Is he still a douche if he figures out how to sustain an antimatter reaction?
The Affliction t-shirt and tats aren’t fooling anybody, Nerdlinger. You camped out for tickets to see all the chapters of the Lord of the Rings series, didn’t you?
I don’t think that’s a dude…
You want creepier? I’ll give you creepier. Imagine Jed the Creepy Wankscrote and Poindouchester goin’ at it like this.
FACT: These six deserve each other.
I kinda like the tall blondie on the far right…..fwap.
Apparently Poindouchester is the greatest cunnilinguist in the history of cunnilingus. Man or woman. I mean him/her with that last sentence.
Whatever you do, don’t ask it to lift its shirt.
Uh…is this Four Prong’s Mom? Mom Prong? The apples adam does not fall far from the tree.
Drunken Eye of Coitus on the left. One hottie on the right. Waste of time in the middle.
Hermaphrodouche
I would spank naughty smile hott on the far left until her bottom glowed bright enough to read by. Then I would read by it.
.
I wouldn’t let the rest wash the car next to my car. Truly whoever tossed out the net that snagged these bottom feeding lounge crabs is choking on demon kock in hell.
It’s Pat. It’s Jed. It’s time for death.
That Tim Curry can still pull the notts.
A) not a man
and
2) not a douche. Creepy, but not a douche.
nerdy/douchey creepy/scary gender ambiguous and cat neutering paradoxical visage – I believe DB1 was speaking about the alleged women in the picture.
Poindouchester = “Swirling Nerdish.”
.
I believe his orientation can be questioned.
Looks like a bunch of trannies. More meat there than at the deli counter. Yuk!
No.
You morons
.
That’s Feltchman Flickinbottom the creator and reigning World Champion of “Titty Wizzy Zipple Now I’m The Girl And You’re The Boy”
.
.
P’fft
to find Poindouhcester would be to neuter your cat. or yourself, if you don’t have a cat.
It’s too late to cat-neuter, as the visual equivalent of cat-spray has already been dispersed when looking at that androgenous mammal third from the right….
and the other more obviously mammary-endowowed grinnin’ mammals.
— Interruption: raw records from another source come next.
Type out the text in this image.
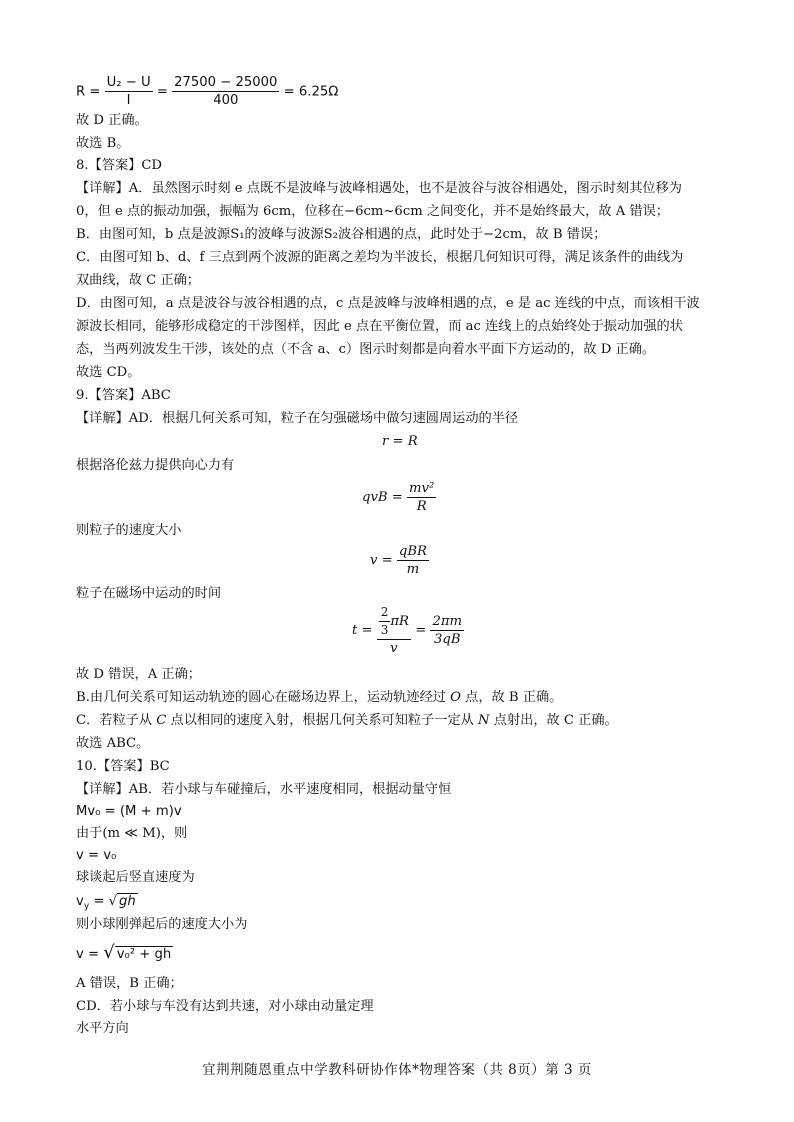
$R = \frac{\text{U₂ − U}}{I} = \frac{27500 - 25000}{400} = 6.25\Omega$
故 D 正确。
故选 B。
8.【答案】CD
【详解】A．虽然图示时刻 e 点既不是波峰与波峰相遇处，也不是波谷与波谷相遇处，图示时刻其位移为
0，但 e 点的振动加强，振幅为 6cm，位移在−6cm~6cm 之间变化，并不是始终最大，故 A 错误；
B．由图可知，b 点是波源S₁的波峰与波源S₂波谷相遇的点，此时处于−2cm，故 B 错误；
C．由图可知 b、d、f 三点到两个波源的距离之差均为半波长，根据几何知识可得，满足该条件的曲线为
双曲线，故 C 正确；
D．由图可知，a 点是波谷与波谷相遇的点，c 点是波峰与波峰相遇的点，e 是 ac 连线的中点，而该相干波
源波长相同，能够形成稳定的干涉图样，因此 e 点在平衡位置，而 ac 连线上的点始终处于振动加强的状
态，当两列波发生干涉，该处的点（不含 a、c）图示时刻都是向着水平面下方运动的，故 D 正确。
故选 CD。
9.【答案】ABC
【详解】AD．根据几何关系可知，粒子在匀强磁场中做匀速圆周运动的半径
r = R
根据洛伦兹力提供向心力有
qvB = $\frac{\text{mv²}}{R}$
则粒子的速度大小
$v = \frac{\text{qBR}}{m}$
粒子在磁场中运动的时间
$t = \frac{\frac{2}{3} \pi R}{v} = \frac{2\pi m}{3qB}$
故 D 错误，A 正确；
B.由几何关系可知运动轨迹的圆心在磁场边界上，运动轨迹经过 O 点，故 B 正确。
C．若粒子从 C 点以相同的速度入射，根据几何关系可知粒子一定从 N 点射出，故 C 正确。
故选 ABC。
10.【答案】BC
【详解】AB．若小球与车碰撞后，水平速度相同，根据动量守恒
Mv₀ = (M + m)v
由于(m ≪ M)，则
v = v₀
球谈起后竖直速度为
$v_y$ = √ gh
则小球刚弹起后的速度大小为
v = √ v₀² + gh
A 错误，B 正确；
CD．若小球与车没有达到共速，对小球由动量定理
水平方向
宜荆荆随恩重点中学教科研协作体*物理答案（共 8页）第 3 页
Woo’s hoarding all these pussy-cats anyway? Call in the ASPCA. Pronto.
Is this a signifier of the coming 2012 douchpocalypse.
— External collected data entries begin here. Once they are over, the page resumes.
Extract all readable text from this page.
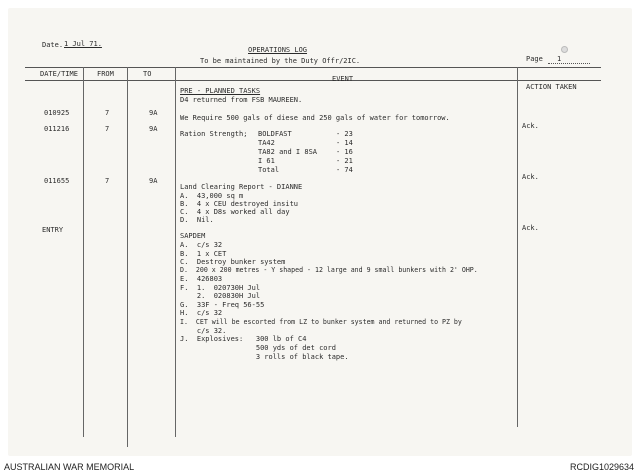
Date. 1 Jul 71.
OPERATIONS LOG
To be maintained by the Duty Offr/2IC.	Page 1
DATE/TIME	FROM	TO
EVENT
ACTION TAKEN
PRE - PLANNED TASKS
D4 returned from FSB MAUREEN.
010925	7	9A
We Require 500 gals of diese and 250 gals of water for tomorrow.
Ack.
011216	7	9A
Ration Strength; BOLDFAST	- 23
TA42	- 14
TA82 and I 8SA	- 16
I 61	- 21
Total	- 74
Ack.
011655	7	9A
Land Clearing Report - DIANNE
A.  43,000 sq m
B.  4 x CEU destroyed insitu
C.  4 x D8s worked all day
D.  Nil.
ENTRY	Ack.
SAPDEM
A.  c/s 32
B.  1 x CET
C.  Destroy bunker system
D.  200 x 200 metres - Y shaped - 12 large and 9 small bunkers with 2' OHP.
E.  426803
F.  1.  020730H Jul
2.  020830H Jul
G.  33F - Freq 56-55
H.  c/s 32
I.  CET will be escorted from LZ to bunker system and returned to PZ by
c/s 32.
J.  Explosives:   300 lb of C4
500 yds of det cord
3 rolls of black tape.
AUSTRALIAN WAR MEMORIAL	RCDIG1029634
A Mayan bag with shirt, medallion and tattoo straight from the writings on the walls of Chichen Itza.
Prepare yourselves with booze and weed for the end is nigh.
From the left, I see a lot to like in #1, 3 & 5.
.
I’m a live, breathing, old man, and I’d happily fuck #2 or 4.
Upon further review, #4, not so ‘happily’. ‘Drunkenly’, certainly.
And before any of you homos tries t be funny, I’m not including Jimmy Fallon in my counting.
I’ve checked back on this pic several times to see if tall blonde on right’s dress has slipped any more.
^If by slipped you mean gestated.
I’d almost call him the Hotts’ “sassy gay friend” (many women have at least one) but for the Affliction shirt, which gays usually aren’t found in. Confusing!
“She’s a man, baby!”
Isn’t the blonde on the right the same chick that was with Tie Fighter? Same height, same smile.
I see a bunch of hotts, and one ugly-assed old woman. No douche in sight.
.
Am I wrong?
Bat guano crazy-eyed Jennifer Anniston circa 1995 and her tranny BFFs out trolling in Reno for a kidney donor.
.
“Found him!”
.
er “Her??”
.
ummm “We have a kidney”!
And the Hottest Hottie of the Year in Riverside goes tooooooo………………….
I must offer props to Melinda’s excellent taste in shiny gray leggings. Which I would strike a conversation about with her just so I could briefly fondle them, while she coyly chides me for being creepy. And then remind me about that party we were at five years down the line. And I would totally have forgotten by then.
Poindouchester looks like an Al Jaffee fold-in.
I see you coy, brunett, sexy secretary on the far left…can we escape to the cloak room & make copies?
I see 5 women and Yoko Ono, no dude anywhere?
That geek had his/ her lips done,or their wearing lipstick. The office tupperware party?
They’re wearing lipstick…
Truly whoever tossed out the net that snagged these bottom feeding lounge crabs is choking on devil kock in hell.